The Good, The Bad, and The Neutral

Author: Dr. Pam Murphy is a child psychologist at the National Center for Telehealth & Technology (T2).


Many variables contribute to your overall happiness and sense of well-being. Of course everyone is different, but for many individuals positive relationships are an essential element of “happiness.” Any relationship might be in this category – relationships with your significant other, children, relatives, friends or colleagues. If your relationships correlate to your contentment with life, you might ask yourself… “What can I do to make my relationships better”?


Relationships are influenced by many factors, but one of the most important is how we talk to people that matter to us. Some communication strategies to strengthen relationships can be found here in our Families & Friendships and Families with Kids workshops. Another strategy you might want to try in order to improve any one of your relationships is to count.  Yes, count.

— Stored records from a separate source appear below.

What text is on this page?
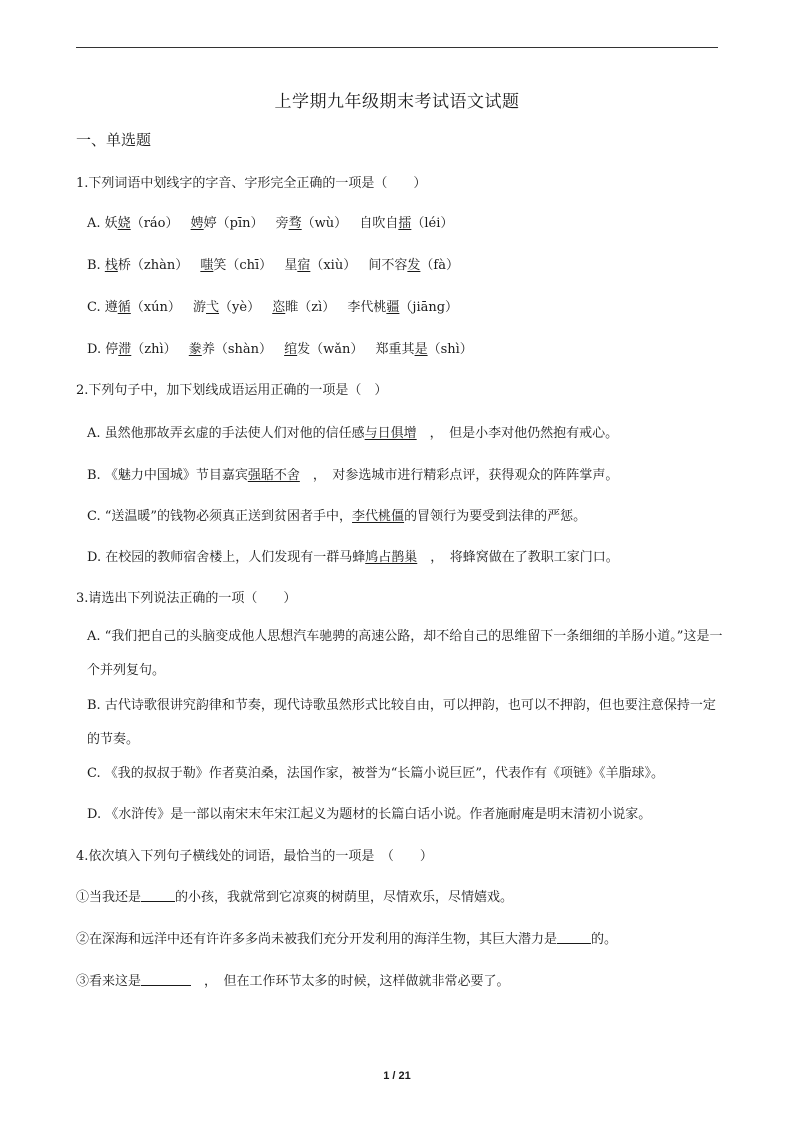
上学期九年级期末考试语文试题
一、单选题
1.下列词语中划线字的字音、字形完全正确的一项是（　　）
A. 妖娆（ráo） 娉婷（pīn） 旁骛（wù） 自吹自擂（léi）
B. 栈桥（zhàn） 嗤笑（chī） 星宿（xiù） 间不容发（fà）
C. 遵循（xún） 游弋（yè） 恣睢（zì） 李代桃疆（jiāng）
D. 停滞（zhì） 豢养（shàn） 绾发（wǎn） 郑重其是（shì）
2.下列句子中，加下划线成语运用正确的一项是（　）
A. 虽然他那故弄玄虚的手法使人们对他的信任感与日俱增　，　但是小李对他仍然抱有戒心。
B. 《魅力中国城》节目嘉宾强聒不舍　，　对参选城市进行精彩点评，获得观众的阵阵掌声。
C. “送温暖”的钱物必须真正送到贫困者手中，李代桃僵的冒领行为要受到法律的严惩。
D. 在校园的教师宿舍楼上，人们发现有一群马蜂鸠占鹊巢　，　将蜂窝做在了教职工家门口。
3.请选出下列说法正确的一项（　　）
A. “我们把自己的头脑变成他人思想汽车驰骋的高速公路，却不给自己的思维留下一条细细的羊肠小道。”这是一个并列复句。
B. 古代诗歌很讲究韵律和节奏，现代诗歌虽然形式比较自由，可以押韵，也可以不押韵，但也要注意保持一定的节奏。
C. 《我的叔叔于勒》作者莫泊桑，法国作家，被誉为“长篇小说巨匠”，代表作有《项链》《羊脂球》。
D. 《水浒传》是一部以南宋末年宋江起义为题材的长篇白话小说。作者施耐庵是明末清初小说家。
4.依次填入下列句子横线处的词语，最恰当的一项是　（　　）
①当我还是	的小孩，我就常到它凉爽的树荫里，尽情欢乐，尽情嬉戏。
②在深海和远洋中还有许许多多尚未被我们充分开发利用的海洋生物，其巨大潜力是	的。
③看来这是	　，　但在工作环节太多的时候，这样做就非常必要了。
1 / 21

Starting right this moment, keep track of the types of comments you make to one person that matters to you. Comments fall into 3 categories: positive, negative, and neutral. A positive comment might be, “Excellent work on this report.” A negative comment could be, “I told you 10 times to stop hitting your brother.” And a neutral comment would be, “I’m going to go to the grocery store.” Now, you don’t have to write down the actual comment – just count the category of your comments. Questions ‘count’ too. You may want to place questions in the neutral category, but realize that many questions are loaded in the negative direction. Be honest – no one has to know what you’re doing except you. You can count for an hour or all day. Then look at your tally.


No surprise, but relationships work better when we’ve made more positive than negative comments. With children, some experts suggest a 5:1 ratio of positive to negative (or corrective) comments. Even with a friend or spouse, relationships are strengthened by positive, honest, affirming comments. Certainly good friends criticize and make constructive suggestions that feel “negative.” But it is the ratio that matters.


As the positive comments outnumber the negative, the better chance this relationship will add to your happiness.